KAFTANCIOĞLU: “DEMOKRATİK VE KOLEKTİF ÇÖZÜM BU”
Kadın muhtarlarla ilgili rakamsal bilgiler paylaşan Kaftancıoğlu, şunları söyledi:
“2014 yerel seçimlerinde Türkiye’deki muhtarların sadece 674'ü kadınken, bugün 1080 kadın muhtar var. Bitlis, Muş, Sinop ve Şanlıurfa dışında her ilimizde artık kadın muhtarlarımız var. Bunlar, geçmiş seçimlere nazaran mutluluk verici gelişmeler olsa da daha alınacak çok yolumuz var. Sizlerin yapacağı çalışmalar ve elde edeceği başarılar, önümüzdeki yerel seçimlerde rakamların ve oranların katlanarak artmasına vesile olacaktır. En çok kadın muhtar İstanbul'da var. Bir ilçemizde, kadın sayımız erkek muhtarlarımızdan daha fazla. Kadıköy’de. 21 mahallemizin 12 tanesi kadın. Kadıköy'de kadın muhtar sayımız erkeklerden daha fazla.” Türkiye’nin en genç kadın muhtarı Zeytinburnu Telsiz Mahallesi muhtarı 23 yaşındaki Edanur Mentaş’ın da aralarında olduğunu kaydeden Kaftancıoğlu, “Bu toplantıyı değerli ve anlamlı kılacak olan en önemli unsur sizleri dinleyen, anlayan, somut çıktılar elde ederek hayata geçirmeye çalışan bir anlayışın burada olmasıdır. Demokratik ve kolektif çözüm dediğimiz şey, tam da bu aslında. Bu bağlamda Türkiye'de, hatta dünyada bu anlayışı temsil eden Genel Başkan’ımıza ve İstanbul'u bu anlayışla yöneten Ekrem Başkan’ımıza teşekkür ederiz" diye konuştu.

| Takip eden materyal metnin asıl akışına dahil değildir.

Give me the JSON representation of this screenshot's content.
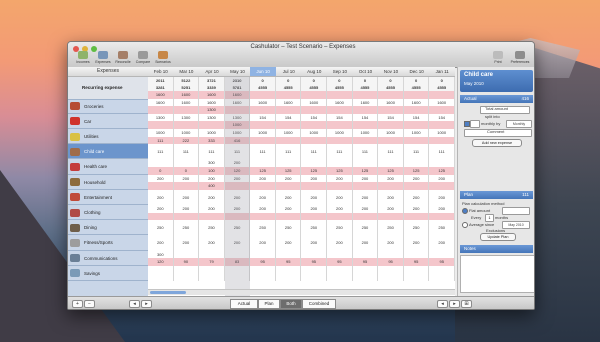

İMAMOĞLU: “DEMOKRASİYİ BİR NEFES GİBİ GÖRÜYORUM”
Kaftancıoğlu’nun ardından mikrofonu alan İmamoğlu, konuşmasına, “İstanbul'un sesini dinlemek istiyorsanız, 16 milyon İstanbullunun seçilmiş kişilerini dinlemek zorundasınız. Kadın muhtarların ağırlanması fikri çok değerli. Demokrasi, yerel demokrasi olmadan bir şehre huzurun gelmesi mümkün değil. Demokrasiyi bir nefes gibi görüyorum. Demokrasinin, özgürlüğün olmadığı bir ortamda ben yaşayamam diye düşünüyorum” sözleriyle başladı. Muhtarları, yerel demokrasinin en öncü kavramları olduğunu kaydeden İmamoğlu, Türkiye’nin kadınlara seçme ve seçilme hakkı tanınmasında dünyanın öncü ülkelerinden biri olduğunu vurguladı. İmamoğlu, “1933’te atılan bu adımların sonucunu elde edememiş durumdayız. Gerideyiz. O adımları atan Cumhuriyet’in kurucu anlayışı, Mustafa Kemal Atatürk’ün ortaya koyduğu iradeye dönük borcumuzu ödeyemediğimizi düşünüyorum. Ülkemizde sadece 50 muhtardan 1'i kadın. Çok düşük bir oran. Bütünüyle bu alanlarda, kadına hak ettiği idari yetkiyi vermediğimiz takdirde dünyanın hiçbir ülkesiyle rekabet edebilme şansımız yok. Bu tabloyu değiştirmeliyiz. Mahalle yönetiminde kadınların olmaması demek, gömleğin düğmesini yanlış bağlamak demek. Sonrasını düzeltmek mümkün olmuyor. İşin başı mahalleler. Mahallelerde kadınlar yönetme yetkisini elde ederse, sorunu baştan çözmüş ve çözümün devamını elde etmiş olacağız” diye konuştu.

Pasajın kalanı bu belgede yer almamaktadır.